Gas ingested into the sac of a fuel injector after the injector needle valve closes is known to have crucial impacts on initial spray formation and plume growth in a following injection cycle. Yet little research has been attempted to understand the fate sac gases during pressure expansion and compression typical of an engine. This study investigated cavitation and bubble processes in the sac including the effect of chamber pressure decrease and increase consistent with an engine cycle. A single axial-hole transparent nozzle based on the Engine Combustion Network (ECN) Spray D nozzle geometry was mounted in a vessel filled with nitrogen, and the nitrogen gas pressure was cycled after the end of injection. Interior nozzle phenomena were visualized by high-speed longdistance microscopy with a nanosecond pulsed LED back-illumination.

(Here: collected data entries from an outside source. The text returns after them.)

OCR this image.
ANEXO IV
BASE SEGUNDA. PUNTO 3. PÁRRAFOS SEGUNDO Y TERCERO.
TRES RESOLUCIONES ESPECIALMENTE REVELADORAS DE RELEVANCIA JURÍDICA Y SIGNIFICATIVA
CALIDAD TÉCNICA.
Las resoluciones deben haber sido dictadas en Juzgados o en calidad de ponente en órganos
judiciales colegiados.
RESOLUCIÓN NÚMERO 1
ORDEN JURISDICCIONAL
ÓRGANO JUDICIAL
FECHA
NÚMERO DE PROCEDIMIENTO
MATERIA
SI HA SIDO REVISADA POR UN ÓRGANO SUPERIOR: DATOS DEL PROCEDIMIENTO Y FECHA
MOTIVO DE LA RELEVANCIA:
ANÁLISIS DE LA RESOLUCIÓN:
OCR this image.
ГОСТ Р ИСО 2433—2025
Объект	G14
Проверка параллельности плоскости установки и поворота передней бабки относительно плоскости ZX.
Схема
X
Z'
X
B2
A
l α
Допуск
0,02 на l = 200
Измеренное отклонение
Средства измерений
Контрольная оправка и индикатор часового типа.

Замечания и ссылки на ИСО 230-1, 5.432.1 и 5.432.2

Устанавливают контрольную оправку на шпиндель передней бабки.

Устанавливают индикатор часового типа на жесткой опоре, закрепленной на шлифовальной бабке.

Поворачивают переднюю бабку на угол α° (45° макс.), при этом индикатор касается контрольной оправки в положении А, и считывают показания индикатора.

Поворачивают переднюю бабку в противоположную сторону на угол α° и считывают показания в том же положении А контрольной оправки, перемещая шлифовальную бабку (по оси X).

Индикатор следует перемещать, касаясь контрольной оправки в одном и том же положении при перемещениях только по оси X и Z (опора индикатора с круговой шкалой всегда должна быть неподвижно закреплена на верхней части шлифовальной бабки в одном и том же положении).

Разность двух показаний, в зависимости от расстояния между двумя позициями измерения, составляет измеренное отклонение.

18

Experimental results showed that the volume of gas in the sac after the needle closes depends upon the vessel gas pressure. Higher back pressure results in less cavitation and a smaller volume of non-condensable gas in the sac. But a pressure decrease mimicking the expansion stroke causes the gas within the sac to expand significantly, proportional to the pressure decrease, while also evacuating liquid in front of the bubble. The volume of the gas in the sac increases during the expansion cycle due both to isothermal expansion as well as desorption of inherent dissolved gas in the fuel. During the compression cycle, the volume of bubbles decreases and additional non-condensable ambient gas is ingested into the sac. As the liquid fuel is nearly incompressible, the volume of both liquid and gas essentially remains constant during compression.